Dean Lairmore's COVID-19 Update - April 27, 2021
Veterinary Medicine Community,
I’m delighted for the Class of 2021 that after all they’ve been through in the past year, they will be able to have an in-person commencement together. The modified ceremony will occur on Friday, May 21 at 5:30pm. Due to ongoing restrictions, only the graduating DVM students and a limited group of school leadership can attend, but there will be a live broadcast for unlimited guests. You can stay up to date on the event here. I will present my last State of the School address on May 20th, the day before commencement. It will be bittersweet on many levels, as I review a tumultuous year of disruptions and stress, mixed with incredible stories of endurance and breakthroughs.

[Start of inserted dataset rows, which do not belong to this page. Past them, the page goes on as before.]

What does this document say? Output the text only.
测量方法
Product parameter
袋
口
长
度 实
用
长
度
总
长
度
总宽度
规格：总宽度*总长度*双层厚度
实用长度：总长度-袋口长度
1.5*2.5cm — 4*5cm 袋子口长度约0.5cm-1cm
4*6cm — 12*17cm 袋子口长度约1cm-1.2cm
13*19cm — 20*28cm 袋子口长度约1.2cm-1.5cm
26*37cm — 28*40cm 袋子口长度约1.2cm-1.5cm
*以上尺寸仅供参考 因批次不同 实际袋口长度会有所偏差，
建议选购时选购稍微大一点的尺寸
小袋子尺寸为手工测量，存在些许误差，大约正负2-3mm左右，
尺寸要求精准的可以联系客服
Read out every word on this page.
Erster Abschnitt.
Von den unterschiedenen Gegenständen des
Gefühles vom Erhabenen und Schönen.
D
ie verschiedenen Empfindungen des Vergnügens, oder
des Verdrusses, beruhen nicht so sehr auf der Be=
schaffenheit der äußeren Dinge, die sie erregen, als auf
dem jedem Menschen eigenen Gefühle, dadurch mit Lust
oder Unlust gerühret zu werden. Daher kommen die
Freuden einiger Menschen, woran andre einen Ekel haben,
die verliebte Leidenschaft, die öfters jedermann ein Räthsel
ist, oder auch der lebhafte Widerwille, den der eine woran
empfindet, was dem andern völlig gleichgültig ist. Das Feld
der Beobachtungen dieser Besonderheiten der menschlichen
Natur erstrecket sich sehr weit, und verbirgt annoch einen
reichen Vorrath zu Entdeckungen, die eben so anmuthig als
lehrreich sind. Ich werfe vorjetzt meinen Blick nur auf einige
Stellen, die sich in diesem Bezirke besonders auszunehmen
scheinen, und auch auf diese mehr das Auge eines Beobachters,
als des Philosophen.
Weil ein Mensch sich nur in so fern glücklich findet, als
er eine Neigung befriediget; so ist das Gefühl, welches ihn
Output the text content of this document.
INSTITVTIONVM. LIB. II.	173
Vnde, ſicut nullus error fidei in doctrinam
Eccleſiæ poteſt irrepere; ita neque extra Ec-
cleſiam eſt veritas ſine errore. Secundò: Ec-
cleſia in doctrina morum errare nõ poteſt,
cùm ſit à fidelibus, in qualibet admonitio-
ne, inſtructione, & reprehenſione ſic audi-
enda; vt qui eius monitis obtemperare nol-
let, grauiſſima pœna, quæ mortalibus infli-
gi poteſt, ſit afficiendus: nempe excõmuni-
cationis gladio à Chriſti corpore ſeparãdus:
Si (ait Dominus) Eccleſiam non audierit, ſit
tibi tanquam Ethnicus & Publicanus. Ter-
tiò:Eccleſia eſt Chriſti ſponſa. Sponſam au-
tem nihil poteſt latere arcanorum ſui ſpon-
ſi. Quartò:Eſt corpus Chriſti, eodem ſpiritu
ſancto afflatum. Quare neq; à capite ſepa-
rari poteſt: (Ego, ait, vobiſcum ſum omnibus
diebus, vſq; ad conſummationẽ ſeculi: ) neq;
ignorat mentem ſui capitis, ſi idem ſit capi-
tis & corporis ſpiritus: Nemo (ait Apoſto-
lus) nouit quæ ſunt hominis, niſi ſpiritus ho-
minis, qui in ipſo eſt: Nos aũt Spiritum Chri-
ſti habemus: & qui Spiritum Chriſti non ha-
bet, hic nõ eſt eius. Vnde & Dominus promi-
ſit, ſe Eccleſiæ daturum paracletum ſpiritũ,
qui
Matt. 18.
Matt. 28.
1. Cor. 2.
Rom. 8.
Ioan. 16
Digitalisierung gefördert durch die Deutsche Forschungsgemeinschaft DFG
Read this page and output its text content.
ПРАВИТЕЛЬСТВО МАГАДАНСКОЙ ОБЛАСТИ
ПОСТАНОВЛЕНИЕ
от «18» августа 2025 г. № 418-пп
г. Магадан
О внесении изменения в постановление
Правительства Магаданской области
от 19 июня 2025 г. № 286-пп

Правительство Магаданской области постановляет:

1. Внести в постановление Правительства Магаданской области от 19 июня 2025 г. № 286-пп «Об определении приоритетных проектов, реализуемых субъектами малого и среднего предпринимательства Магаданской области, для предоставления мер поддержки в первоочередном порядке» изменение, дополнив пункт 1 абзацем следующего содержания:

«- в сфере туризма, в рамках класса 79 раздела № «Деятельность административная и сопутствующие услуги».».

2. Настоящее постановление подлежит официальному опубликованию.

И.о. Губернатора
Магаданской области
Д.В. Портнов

We continue to see incremental progress toward normalcy. For instance, on-campus meeting guidelines have been shifting. UCs travel guidelines are easing, too. On April 16, the university updated its travel information. UC Davis continues to recommend against all non-essential travel both domestically and internationally. However, the travel review process has changed, including that university-sponsored domestic travel as well as international travel to Level 1 and 2 countries can be approved at the dean’s level.
Although I encourage people to consider very carefully their travel requests, I know that there are some faculty with out-of-area research or collaboration that is essential to their work. I’d like to thank Associate Dean of Global Programs Pat Conrad for helping would-be travelers navigate the university’s travel-approval processes. If you are thinking of travel on official UC business, you can contact Dr. Conrad as a resource.
In his Friday message, Chancellor May relayed that UC has proposed requiring vaccinations in the fall for students, faculty, academic appointees and staff to access to UC facilities. I strongly agree with the chancellor that we should all be getting vaccinated voluntarily. The tragedies that we’ve seen in Michigan, India and other locations tell us all we need to know about whether vaccinations work and whether they are worth receiving. If you haven’t been vaccinated, please do so immediately.
Finally, I want to end with a call to those of you who can afford to join us in our inaugural faculty and staff giving month. I know it’s a big ask in these times, but I'm hoping we can come together and show our pride and passion for the school and beyond. Philanthropy does great things here, including making us one of the schools with the least student debt, advancing new medical procedures, and helping us build the new Veterinary Medical Center.
Thank you for all you are doing—this school is great because of your hard work, compassion and desire to make a better world.